Available at: https://digitalcommons.calpoly.edu/theses/3038
Date of Award
6-2025
Degree Name
MS in Computer Science
Department/Program
Computer Science
College
College of Engineering
Advisor
Lubomir Stanchev
Advisor Department
Computer Science
Advisor College
College of Engineering
Abstract
Uncertain data is incredibly widespread - from sensor data to AI-based learned information, there exists a need to associate information with a certain probability of its veracity. Traditional relational databases lack a built-in functionality to support uncertain data, instead assigning them boilerplate values. Probabilistic databases tackle this problem by assigning non-deterministic data with an associated, often discrete, probability. Variants of probabilistic databases, namely continuous uncertain databases, are used to better model data represented through ranges and distributions. This is especially applicable with sensor-based geographic data as most commercial equipment contains some inherent margin of error.

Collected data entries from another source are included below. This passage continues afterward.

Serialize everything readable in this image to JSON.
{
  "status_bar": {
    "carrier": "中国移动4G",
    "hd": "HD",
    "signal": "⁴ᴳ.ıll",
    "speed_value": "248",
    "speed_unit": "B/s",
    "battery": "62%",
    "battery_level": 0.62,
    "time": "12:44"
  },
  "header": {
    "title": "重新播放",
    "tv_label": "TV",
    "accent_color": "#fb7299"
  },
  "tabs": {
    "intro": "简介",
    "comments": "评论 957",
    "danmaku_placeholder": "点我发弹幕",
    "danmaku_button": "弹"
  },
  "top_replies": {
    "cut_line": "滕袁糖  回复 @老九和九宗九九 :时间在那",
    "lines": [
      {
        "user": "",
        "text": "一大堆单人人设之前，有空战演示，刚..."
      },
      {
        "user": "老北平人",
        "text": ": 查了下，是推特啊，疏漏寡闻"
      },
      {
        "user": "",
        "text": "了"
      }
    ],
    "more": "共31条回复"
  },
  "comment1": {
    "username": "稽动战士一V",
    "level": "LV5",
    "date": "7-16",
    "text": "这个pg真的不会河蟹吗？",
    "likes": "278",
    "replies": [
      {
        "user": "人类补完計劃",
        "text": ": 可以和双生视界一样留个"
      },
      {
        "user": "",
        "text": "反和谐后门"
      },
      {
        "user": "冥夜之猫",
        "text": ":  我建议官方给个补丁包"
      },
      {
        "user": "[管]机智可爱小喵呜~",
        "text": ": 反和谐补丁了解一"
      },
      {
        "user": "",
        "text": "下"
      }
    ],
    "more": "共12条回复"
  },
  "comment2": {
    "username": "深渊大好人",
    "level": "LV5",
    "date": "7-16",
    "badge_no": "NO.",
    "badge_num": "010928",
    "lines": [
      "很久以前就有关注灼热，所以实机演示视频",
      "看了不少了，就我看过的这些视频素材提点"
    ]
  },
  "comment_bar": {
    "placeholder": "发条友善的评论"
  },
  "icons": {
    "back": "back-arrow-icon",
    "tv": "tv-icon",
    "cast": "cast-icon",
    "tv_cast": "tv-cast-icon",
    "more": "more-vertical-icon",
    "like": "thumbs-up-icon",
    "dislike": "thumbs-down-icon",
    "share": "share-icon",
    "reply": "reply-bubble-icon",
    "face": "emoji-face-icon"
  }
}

While uncertain and probabilistic databases contain incredible potential, aggregation on these forms of databases remains inefficient, namely due to the need to consider all present probabilities to compute an exact aggregate. This problem is compounded should we wish to aggregate across some uncertain data. Accordingly, approximation algorithms are often used to compute aggregates within a reasonable bound of accuracy at a much faster rate. Despite extensive prior research on both exact and approximate aggregates, work on computing aggregates of uncertain data across differing uncertain data is lacking; such a situation is especially pertinent with uncertain GIS data due to its numerous data forms and dimensionalities. Specifically, this thesis explores aggregating across regions of uncertain data modeled by two-dimensional distributions, which can be deemed as an aggregation by area.

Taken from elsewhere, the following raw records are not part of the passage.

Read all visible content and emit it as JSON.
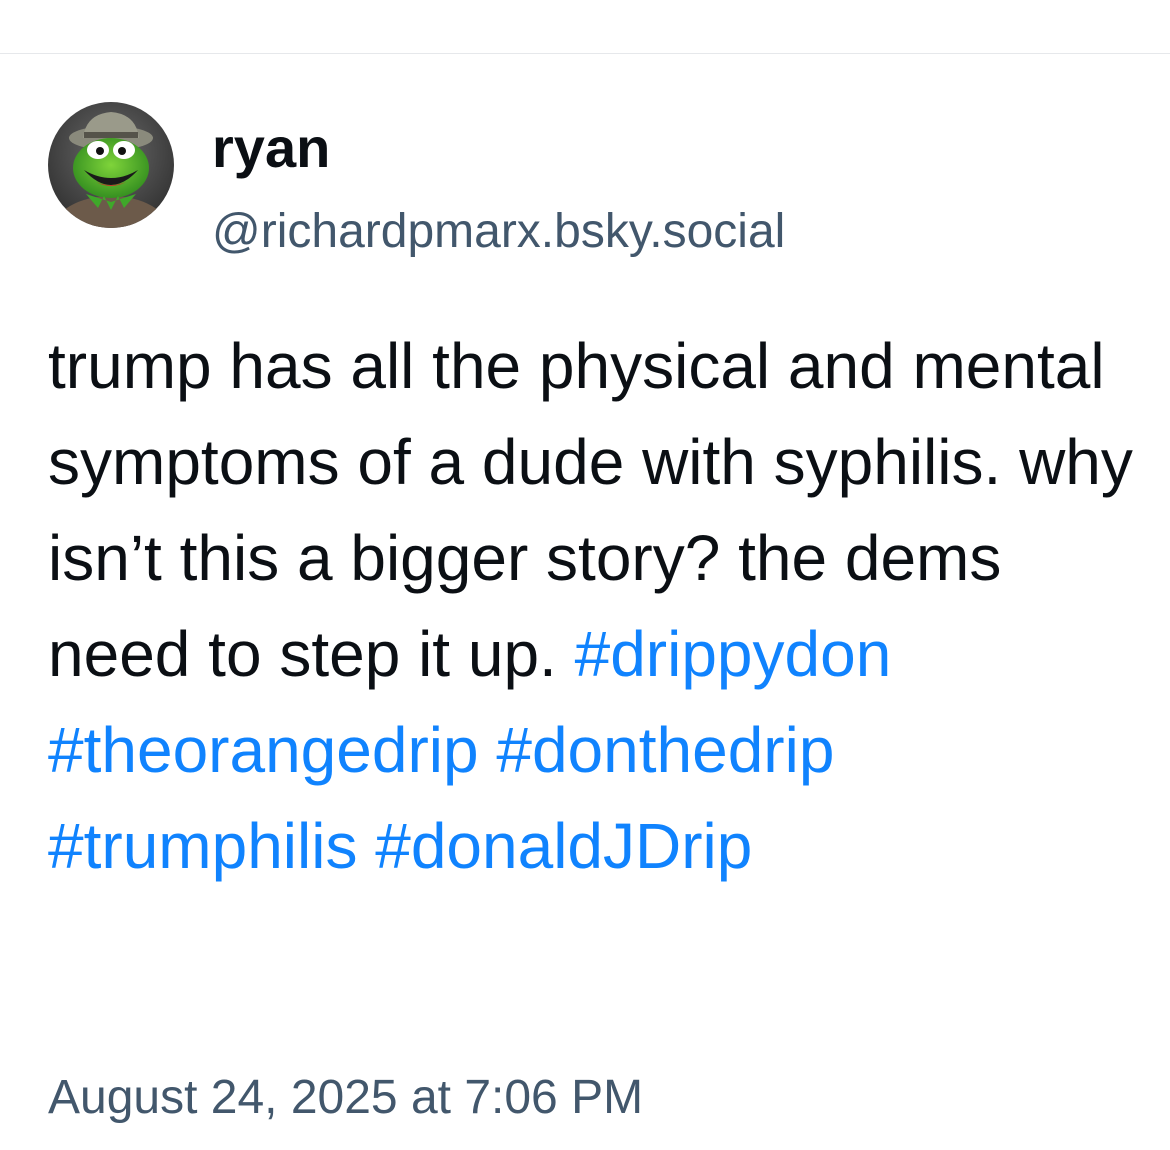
{
  "post": {
    "author": {
      "display_name": "ryan",
      "handle": "@richardpmarx.bsky.social",
      "avatar_icon": "kermit-avatar-icon"
    },
    "text_segments": [
      "trump has all the physical and mental symptoms of a dude with syphilis. why isn’t this a bigger story?  the dems need to step it up. "
    ],
    "hashtags": [
      "#drippydon",
      "#theorangedrip",
      "#donthedrip",
      "#trumphilis",
      "#donaldJDrip"
    ],
    "timestamp": "August 24, 2025 at 7:06 PM"
  },
  "colors": {
    "hashtag": "#1083fe",
    "secondary_text": "#42576c",
    "primary_text": "#0b0f14",
    "divider": "#e6e8eb"
  }
}
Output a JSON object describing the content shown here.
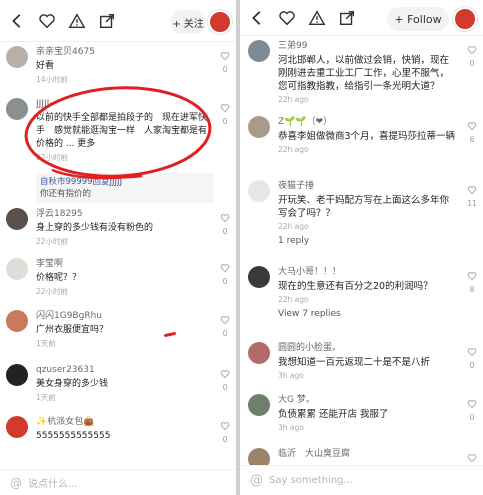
{
  "left": {
    "follow_label": "+ 关注",
    "input_placeholder": "说点什么...",
    "comments": [
      {
        "user": "亲亲宝贝4675",
        "text": "好看",
        "time": "14小时前",
        "likes": "0"
      },
      {
        "user": "JJJJJ···",
        "text": "以前的快手全部都是拍段子的　现在进军快手　感觉就能逛淘宝一样　人家淘宝都是有价格的 ... 更多",
        "time": "22小时前",
        "likes": "0",
        "reply": {
          "user": "自秋市99999回复JJJJJ",
          "text": "你还有指价的"
        }
      },
      {
        "user": "浮云18295",
        "text": "身上穿的多少钱有没有粉色的",
        "time": "22小时前",
        "likes": "0"
      },
      {
        "user": "李莹啊",
        "text": "价格呢？？",
        "time": "22小时前",
        "likes": "0"
      },
      {
        "user": "闪闪1G9BgRhu",
        "text": "广州衣服便宜吗？",
        "time": "1天前",
        "likes": "0"
      },
      {
        "user": "qzuser23631",
        "text": "美女身穿的多少钱",
        "time": "1天前",
        "likes": "0"
      },
      {
        "user": "✨杭派女包👜",
        "text": "5555555555555",
        "time": "",
        "likes": "0"
      }
    ]
  },
  "right": {
    "follow_label": "+ Follow",
    "input_placeholder": "Say something...",
    "comments": [
      {
        "user": "三弟99",
        "text": "河北邯郸人，以前做过会销，快销，现在刚刚进去重工业工厂工作，心里不服气，您可指教指教，给指引一条光明大道？",
        "time": "22h ago",
        "likes": "0"
      },
      {
        "user": "Z🌱🌱（❤）",
        "text": "恭喜李姐做微商3个月，喜提玛莎拉蒂一辆",
        "time": "22h ago",
        "likes": "6"
      },
      {
        "user": "夜猫子捶",
        "text": "开玩笑、老干妈配方写在上面这么多年你写会了吗？？",
        "time": "22h ago",
        "likes": "11",
        "view_replies": "1 reply"
      },
      {
        "user": "大马小哥！！！",
        "text": "现在的生意还有百分之20的利润吗？",
        "time": "22h ago",
        "likes": "8",
        "view_replies": "View 7 replies"
      },
      {
        "user": "圆圆的小脸蛋。",
        "text": "我想知道一百元返现二十是不是八折",
        "time": "3h ago",
        "likes": "0"
      },
      {
        "user": "大G 梦。",
        "text": "负债累累 还能开店 我服了",
        "time": "3h ago",
        "likes": "0"
      },
      {
        "user": "临沂　大山臭豆腐",
        "text": "",
        "time": "",
        "likes": "0"
      }
    ]
  },
  "colors": {
    "accent_red": "#e02020",
    "avatar_red": "#d23a2f"
  },
  "icons": [
    "back-icon",
    "heart-icon",
    "warning-icon",
    "share-icon",
    "at-icon"
  ]
}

This thesis presents a multi-step approach to aggregating across multidimensional uncertain data. First, we introduce a framework to model varying forms of uncertain data obtained from a singular source. We then propose multiple algorithms to efficiently conduct aggregation of uncertain data across other uncertain data of differing types, applying them in a GIS-centric case study. More accurate insights, which specifically take uncertainty into account, can be obtained as a result.